In the UK, there are two tax systems:
- Income Tax system -this is tax that is due on income that individuals earn.
- Capital Gains Tax system -this is tax which is due when individuals or businesses sell assets and make a gain. The gain is the difference between what they paid for the asset and what they sell it for.
Other initial thoughts
Therefore, UK Capital Gains Tax is a tax that is payable on the `gain in value’ when you sell or ‘dispose of’ an ‘asset.’ When there is a gain, the value of the asset will have increased in value since you bought this. Alternatively, when you dispose of an asset you may make a Capital Loss. Such a loss can be set against any Capital Gains in the current tax year or in future tax year.
When a CGT event arises, please note it is the actual gain that is taxable, not the amount of money that you receive. Therefore, here we take the time to have a look at how the CGT rules work in practice.
As the time comes around to prepare your Self-Assessment tax return (SA) each year, you will need to report any Capital Gains to HM Revenue & Customs.
The application of CGT
When does CGT apply
Capital Gains Tax UK comes into play when you make a gain (or loss) as a result of selling or disposing of something that you own. It is key to remember that a tax bill may be due on the gain that you make, not the amount that you sell this for.
As an example, you buy a painting for £10,000 and sell it later for £30,000. In turn, this means that you make a gain of £20,000 (selling price £30,000 minus original cost £10,000). As a result, you will face a CGT bill on the £20,000 gain.
Therefore, CGT is essentially a tax on any gain that you make on the disposal of an asset. It applies to most classes of assets when you sell or dispose of them:
- Most personal possessions worth £6,000 or more, apart from your car.
- Selling a property that is not your main home. This includes UK property as well as property overseas when you have UK residence for tax purposes.
- Your main home if you have let it out, used it for business or it is huge.
- Shares that are not in an ISA or PEP.
All of these are known as ‘chargeable assets.’

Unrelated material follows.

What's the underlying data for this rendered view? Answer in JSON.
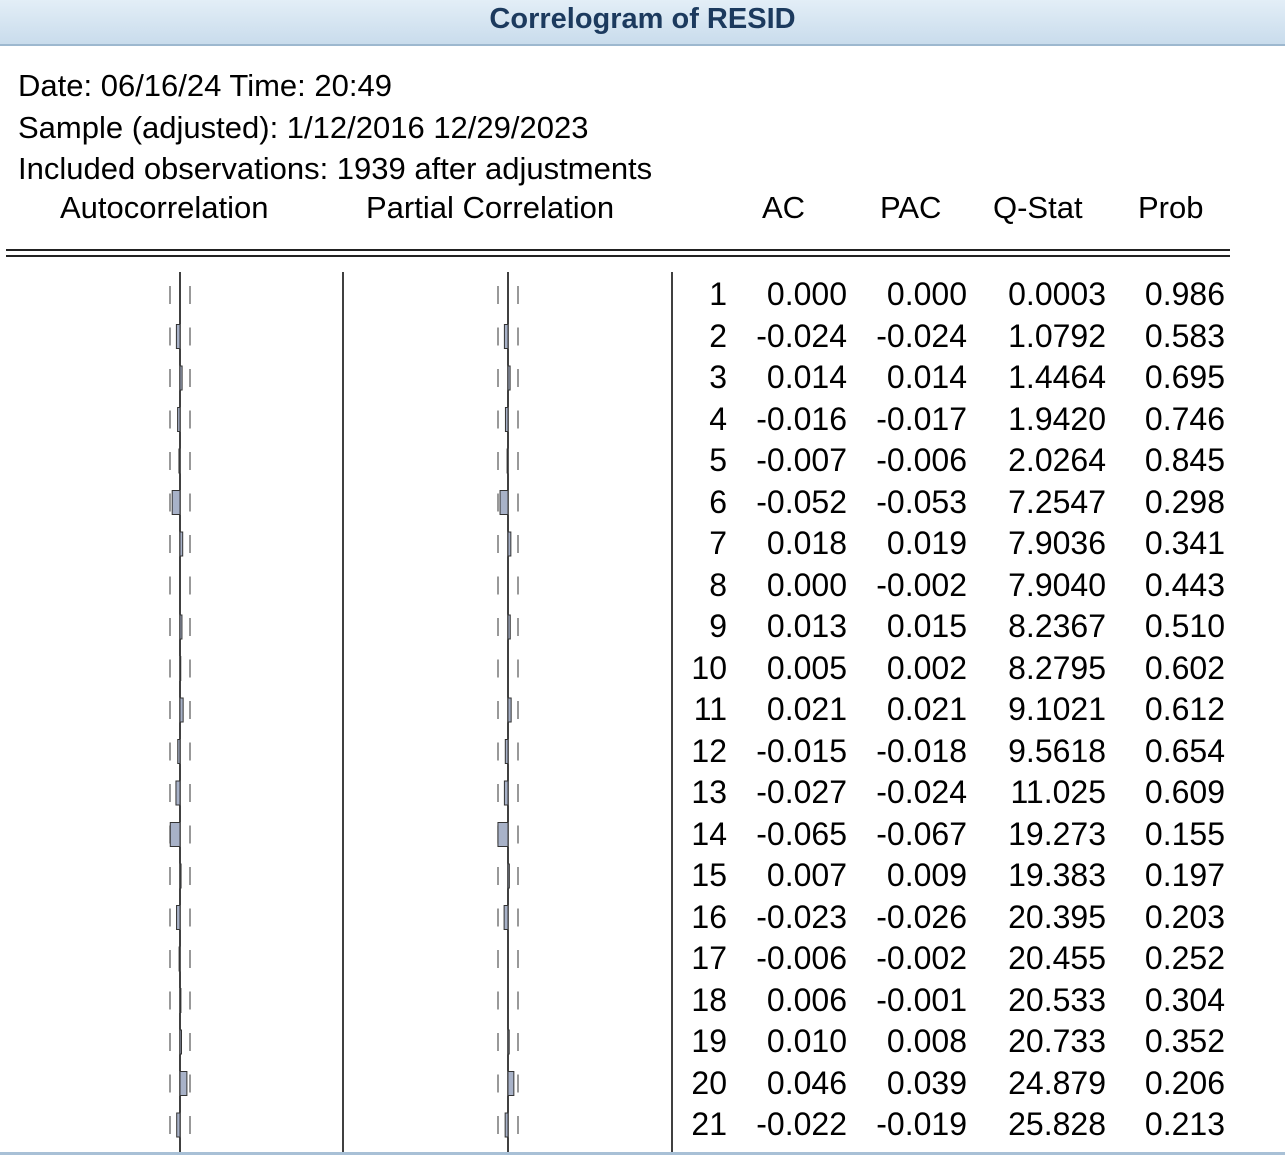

In addition, when you sell a property that you have also lived in for a period of time, you will be entitled to a reduction in CGT due to Private Residence Relief.
When UK Capital Gains Tax does not apply
You do not need to pay CGT on any of the following:
- UK government gilts and Premium Bonds.
Inheritance Tax and Capital Gains Tax
If you inherit assets from someone who has died, you will not need to pay Capital Gains Tax until you sell it. At this point, you will need to know the value of the asset when you inherited it. When you sell this, you are then able to work out the actual gain to report on your Self-Assessment Tax Return. Therefore, it would be a good idea to keep a record of such assets, should you ever decide to sell them in the future. When you do so, you will have the necessary information to hand.

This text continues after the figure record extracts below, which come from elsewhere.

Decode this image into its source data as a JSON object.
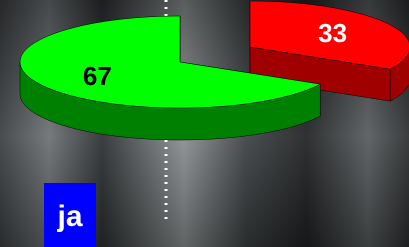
{
  "chart_data": {
    "type": "pie",
    "categories": [
      "ja",
      null
    ],
    "values": [
      67,
      33
    ],
    "colors": [
      "#00ff00",
      "#ff0000"
    ],
    "side_colors": [
      "#008000",
      "#a00000"
    ]
  }
}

Dispose of assets between partners
Some disposals of assets are tax-free, such as gifts between husband and wife, or between civil partners. However, this only applies if you are still together with your partner, and they plan to keep the asset. If you separate or you no longer live together during the tax year then there may be tax to pay over. Likewise, if the asset that you gifted them was sold on in a business venture, there may also be tax to pay over.
Giving to charity
Giving an asset to a charity is also tax-free. However, you may have to pay tax if you are selling an asset to a charity. This will apply when you sell it for more than you paid for it or less than its market value.
In the UK there are various tax reliefs and one of these is the Capital Gains Tax annual allowance. Every individual has an Annual Capital Gains Tax Allowance. For 2021/22, this is now £12,300. Therefore, you will not pay CGT on your first £12,300 worth of gains in the 2021/22 tax year
How UK Capital Gains Tax works
The ways that CGT can come into play
There are several ways that you could be perceived to dispose of an asset. Besides selling an asset, you may also give it away or transfer it to another individual. You could also swap the asset for something else. Another way is you receive compensation if the asset has been lost or destroyed. This could be when you are receiving an insurance pay out.
Therefore, you will need to pay CGT when:
- Your total taxable gains are above your Annual Capital Gains Tax Allowance.
Calculate your gains
When you calculate your gains:
- Work out the gain for each asset (or your share of an asset if you jointly own this). You will need to do this for the personal possessions that you have sold or disposed of. This will include shares, property or business assets that you have disposed of in the tax year (6 April to 5 April).
- Add together the gains from each asset.
- Deduct any allowable losses in the year and any cumulative losses brought forward. If you do make losses when disposing of assets, these are called Capital Losses and these can be carried forward to set off gains in future tax years.
When you have made overall gains, but these are not above the annual exemption, you may still need to report your gains on your Tax Return. This will apply unless:
- You are registered for Self-Assessment; and
- The total amount that you sold the assets for was less than four times your CGT allowance.
Therefore, if the total proceeds do exceed four times the CGT allowance, the gains will need reporting on your tax return.
Report your Capital Gains to HMRC
It is important that you report and pay Capital Gains. If you are reporting this on your tax return, please make sure it is included and is not a Self-Assessment tax error. There is also now an option available now to report any gains `real time’ to HMRC.
If you are disposing of UK residential property, it may now be reportable online. This applies if your gain exceeds the CGT annual exemption and the total proceeds exceed four times the CGT allowance. When this is the case, you will need to report the disposal online within:
- 30 days if the completion date was between 6 April 2020 and 26 October 2021.
- 60 days if the completion date was on or after 27 October 2021.
Rates of UK Capital Gains Tax
The Capital Gains Tax rates differ and this depends on:
- How much an individual earns.
- What sort of asset the gain is made upon.
If you are a basic rate band taxpayer (your total taxable income is under £50,270), the rate you will pay depends on the size of your gain, your taxable income and whether your gain is from residential property or other assets:
- On your gains from residential property -18%.
- Upon on your gains from other chargeable assets -10%.
If you are a higher rate band taxpayer (your total gross income is over £50,270), you will pay:
- On your gains from residential property -28%.
- Upon on your gains from other chargeable assets -20%.
If you make gains from both residential property and other assets, you can use your tax-free allowance against the gains that will be chargeable at the highest rates (for example, where you would pay 18% or 28% tax).
Furthermore, if you dispose of business assets such as your own limited company, and you meet the qualifying conditions, you will pay CGT at a reduced rate on any final Capital Distributions from the company. The tax rate here is 10% under Entrepreneur’s Relief (this is now called Business Asset Disposal Relief).
Paying your Capital Gains Tax to HMRC
When you make a Capital Gain, this is reported as part of your tax return. The Income Tax and Capital Gains Tax are payable by 31 January, following the end of the tax year.
As mentioned, when you dispose of residential property, the tax is payable within 30 or 60 days of the completion date.
When you are paying your Capital Gains Tax, you can do this via your internet banking. Alternatively, you can make payment via the HMRC website. This link takes you to the HMRC payment services page and shows how you can make payment. When paying via internet banking, you will need:
- HMRC’s sort code and account number.
- Your SA payment reference number. This is your Self-Assessment UTR, followed by a capital K.
Capital Gains Tax in the UK can be a little complicated, however this guide should give you a good overview. One important thing to remember is if you sell residential property, you now need to report this online and pay the tax to HMRC within 60 days.